正解。使うかあげるかはいいけれど、隠すのは駄目ですよね。隠している人を、税務署は取り締まります

 

—庭の木の下に埋める、などは実際にありますか?

はい、ありますよ。

 

—本当にあるのですね。どうやって発見されるのでしょうか?

税務署には“こんな所にお金が隠されていた!”みたいなことが書いてある事例集があるらしいです。そういうものを、参考にしているのではないでしょうか。

 

—なぜ疑われるのでしょうか?

税務署は、亡くなった人の過去10年分の通帳を見ます。そして大きく出金してあったりするとそこに注目し、「このお金はどこにいったの?」という風になるのです。

 

—大きく、とは大体いくらですか?

難しい質問ですね。例えば、1ヶ月に合計100万円下ろしていたら(ちょっとおかしい!)と思いませんか?

 

—その前後に引越しをした、とか・・。

それだったらOKです。このぐらいの金額は若い世代だとマンションの購入資金や養育費で使うから、まとまった出費があっても説明がつきます。でも70~80代の方がまとまったお金を下ろす理由ってあると思いますか?

 

—ないと思います。

そうですね。家のローンを組むとかはまずありえないし、大きく出費する理由が殆ど無いです。今お話してきたようなことを確認しながら、税務署は隠しているお金をあぶりだしていきます。
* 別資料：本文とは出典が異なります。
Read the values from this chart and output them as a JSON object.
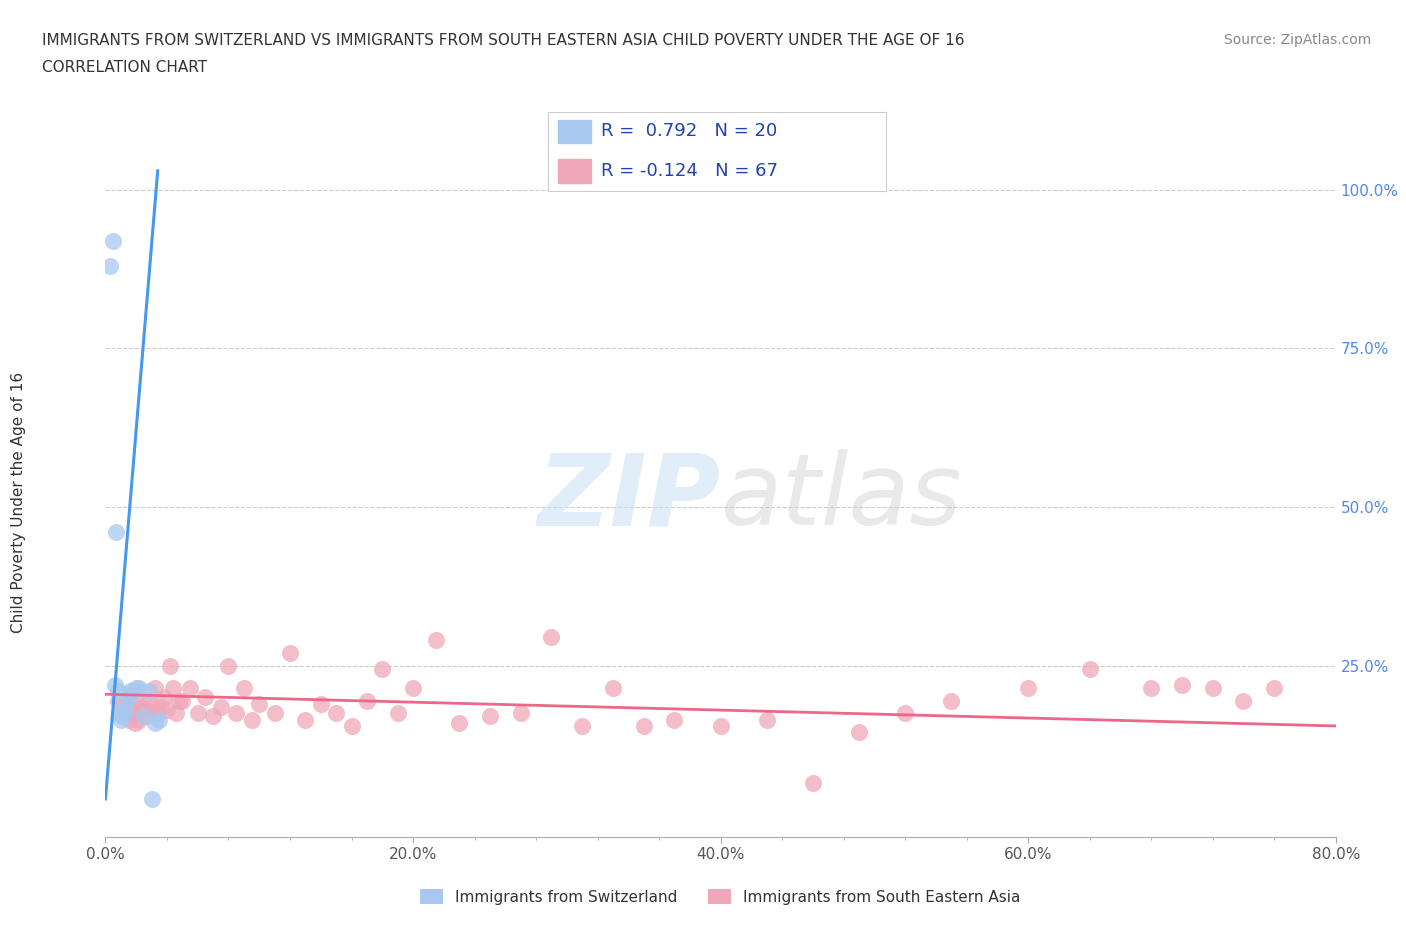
{
  "title_line1": "IMMIGRANTS FROM SWITZERLAND VS IMMIGRANTS FROM SOUTH EASTERN ASIA CHILD POVERTY UNDER THE AGE OF 16",
  "title_line2": "CORRELATION CHART",
  "source_text": "Source: ZipAtlas.com",
  "ylabel": "Child Poverty Under the Age of 16",
  "xmin": 0.0,
  "xmax": 0.8,
  "ymin": -0.02,
  "ymax": 1.05,
  "xtick_labels": [
    "0.0%",
    "",
    "",
    "",
    "",
    "20.0%",
    "",
    "",
    "",
    "",
    "40.0%",
    "",
    "",
    "",
    "",
    "60.0%",
    "",
    "",
    "",
    "",
    "80.0%"
  ],
  "xtick_vals": [
    0.0,
    0.04,
    0.08,
    0.12,
    0.16,
    0.2,
    0.24,
    0.28,
    0.32,
    0.36,
    0.4,
    0.44,
    0.48,
    0.52,
    0.56,
    0.6,
    0.64,
    0.68,
    0.72,
    0.76,
    0.8
  ],
  "ytick_labels": [
    "100.0%",
    "75.0%",
    "50.0%",
    "25.0%"
  ],
  "ytick_vals": [
    1.0,
    0.75,
    0.5,
    0.25
  ],
  "grid_color": "#cccccc",
  "background_color": "#ffffff",
  "watermark_zip": "ZIP",
  "watermark_atlas": "atlas",
  "color_swiss": "#a8c8f0",
  "color_sea": "#f0a8b8",
  "line_color_swiss": "#4499ee",
  "line_color_sea": "#ee6688",
  "swiss_scatter_x": [
    0.003,
    0.005,
    0.006,
    0.007,
    0.008,
    0.009,
    0.01,
    0.011,
    0.012,
    0.013,
    0.015,
    0.016,
    0.018,
    0.02,
    0.022,
    0.025,
    0.028,
    0.03,
    0.032,
    0.035
  ],
  "swiss_scatter_y": [
    0.88,
    0.92,
    0.22,
    0.46,
    0.21,
    0.175,
    0.165,
    0.17,
    0.175,
    0.185,
    0.2,
    0.21,
    0.21,
    0.215,
    0.215,
    0.17,
    0.21,
    0.04,
    0.16,
    0.165
  ],
  "sea_scatter_x": [
    0.008,
    0.01,
    0.012,
    0.014,
    0.015,
    0.016,
    0.018,
    0.019,
    0.02,
    0.022,
    0.023,
    0.025,
    0.027,
    0.028,
    0.03,
    0.032,
    0.034,
    0.036,
    0.038,
    0.04,
    0.042,
    0.044,
    0.046,
    0.048,
    0.05,
    0.055,
    0.06,
    0.065,
    0.07,
    0.075,
    0.08,
    0.085,
    0.09,
    0.095,
    0.1,
    0.11,
    0.12,
    0.13,
    0.14,
    0.15,
    0.16,
    0.17,
    0.18,
    0.19,
    0.2,
    0.215,
    0.23,
    0.25,
    0.27,
    0.29,
    0.31,
    0.33,
    0.35,
    0.37,
    0.4,
    0.43,
    0.46,
    0.49,
    0.52,
    0.55,
    0.6,
    0.64,
    0.68,
    0.7,
    0.72,
    0.74,
    0.76
  ],
  "sea_scatter_y": [
    0.195,
    0.185,
    0.175,
    0.19,
    0.165,
    0.18,
    0.175,
    0.16,
    0.195,
    0.165,
    0.185,
    0.18,
    0.17,
    0.195,
    0.185,
    0.215,
    0.175,
    0.185,
    0.2,
    0.18,
    0.25,
    0.215,
    0.175,
    0.195,
    0.195,
    0.215,
    0.175,
    0.2,
    0.17,
    0.185,
    0.25,
    0.175,
    0.215,
    0.165,
    0.19,
    0.175,
    0.27,
    0.165,
    0.19,
    0.175,
    0.155,
    0.195,
    0.245,
    0.175,
    0.215,
    0.29,
    0.16,
    0.17,
    0.175,
    0.295,
    0.155,
    0.215,
    0.155,
    0.165,
    0.155,
    0.165,
    0.065,
    0.145,
    0.175,
    0.195,
    0.215,
    0.245,
    0.215,
    0.22,
    0.215,
    0.195,
    0.215
  ],
  "swiss_line_x": [
    0.0,
    0.034
  ],
  "swiss_line_y": [
    0.04,
    1.03
  ],
  "sea_line_x": [
    0.0,
    0.8
  ],
  "sea_line_y": [
    0.205,
    0.155
  ],
  "legend_box_swiss_label": "R =  0.792   N = 20",
  "legend_box_sea_label": "R = -0.124   N = 67",
  "bottom_legend_swiss": "Immigrants from Switzerland",
  "bottom_legend_sea": "Immigrants from South Eastern Asia"
}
—ではお金を銀行に預けず金庫に入れている場合は、疑われますか?

自宅でタンス預金している人とか、多いですね。銀行の貸金庫の場合は絶対「金庫の中身を見せなさい。」と言われます。貸金庫は、手数料が銀行の口座から引き落とされています。そして“貸金庫手数料”とばっちり書いてあるので、すぐに分かります。だから「貸金庫ありますよね。」と必ず言われます。

 

—自宅にある金庫はどうですか?

「家に金庫ありますか?」と聞かれますよ。昔やった、相続税の調査の時の話をしますね。私は申告する前に貸金庫があるのを知っていたので、「貸金庫の中は何が入っていますか?」と聞いたら、「何も入っていない。」と言われました。でも調査が入って貸金庫を開けたら、2000万円分の札束が出てきたのです。

 

—えー!話が違うじゃないですか。

でもその札束は、亡くなったご主人のものでないと立証出来ました。どうやったと思いますか?“100万円以上じゃないと出来ない”がヒントです。

 

—100万円以上じゃないと出来ない・・。うーん、分かりません。

亡くなったご主人ではなく、その方の奥さんのものであると立証出来たのです。100万円を想像してみて下さい。何がついていますか?

 

—・・帯?

そうですね。帯には、銀行名が書かれています。2000万円の札束には、奥さんとの取引しかない銀行名の帯がついていたのです。だから奥さんの口座から引き出したものだということが、証明出来ました。帯が外されていたり輪ゴムでくくられていた場合は、立証は難しかったでしょうね。